My logic was to consider $x^{-1.1}$ and $x^{-0.9}$ whos integrals are $\frac{-x^{-0.1}}{0.1}$ and $\frac{x^{0.1}}{0.1}$. And then visualise that $\ln(x)$ is inbetween and therefore the integral of $1/x$. When I plot $\frac{-x^{-0.1}}{0.1}$ and $\frac{x^{0.1}}{0.1}$ I do not get much resembalence to $\ln(x)$, why is this? And can anyone follow my thoughts and help me show, visually, that the curve of the integral of $1/x$ is $\ln(x)$? Thanks.

Answer 1

As I pointed out in a comment, you considered the wrong secong graph. Here are how the three graphs look in the interval $(0,5]$.

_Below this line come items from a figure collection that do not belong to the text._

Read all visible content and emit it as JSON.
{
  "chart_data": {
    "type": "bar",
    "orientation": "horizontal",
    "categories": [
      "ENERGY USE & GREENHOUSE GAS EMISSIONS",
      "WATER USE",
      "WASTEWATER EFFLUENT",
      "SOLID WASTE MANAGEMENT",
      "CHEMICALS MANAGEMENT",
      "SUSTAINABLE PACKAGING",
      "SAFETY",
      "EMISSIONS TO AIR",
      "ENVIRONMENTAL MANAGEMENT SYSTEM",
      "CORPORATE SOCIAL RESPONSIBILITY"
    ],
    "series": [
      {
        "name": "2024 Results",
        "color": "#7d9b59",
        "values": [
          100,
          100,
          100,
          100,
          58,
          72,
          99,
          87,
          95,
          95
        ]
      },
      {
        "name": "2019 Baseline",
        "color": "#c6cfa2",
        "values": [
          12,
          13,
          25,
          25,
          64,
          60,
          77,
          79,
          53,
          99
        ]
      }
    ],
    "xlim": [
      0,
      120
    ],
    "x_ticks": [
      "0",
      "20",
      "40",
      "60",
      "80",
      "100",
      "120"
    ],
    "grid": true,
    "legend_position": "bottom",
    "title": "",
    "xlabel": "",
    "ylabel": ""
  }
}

As you can see, they compare quite closely.

Answer 2

Your logic isn't so crazy: you think $x^{-1.1}$, $x^{-1}$ and $x^{-0.9}$ behave very similarly so you expect their anti-derivatives to do the same.

Take a look at the plots of these three functions: they are indeed very similar.

The problem with taking 'an' anti-derivative (based on the standard table: the power rule for $x^a$ with $a \ne -1$ and $\ln x$ for the other one) is that you make an implicit choice in the contant of integration and this may prevent you from getting the graphs you expect.

You can take a specific anti-derivative, e.g. by forcing all of them to go through $(1,0)$ for easier comparison. For $\ln x$, without an extra constant of integration, this is the default but for the other two it requires a different constant of integration. Note that you can also find them via: $$\int_1^x t^{-1.1} \,\mbox{d}t = 10-10x^{-0.1} \quad\mbox{and}\quad \int_1^x t^{-0.9} \,\mbox{d}t = -10+10x^{0.1} $$ So we have:

• $\left( \color{blue}{10-10x^{-0.1}} \right)' = x^{-1.1}$
• $\left( \color{blue}{\ln x} \right)' = x^{-1}$
• $\left( \color{blue}{-10+10x^{0.1}} \right)' = x^{-0.9}$

Now compare the graphs of the three functions in blue above; I guess this is close(r) to what you were expecting?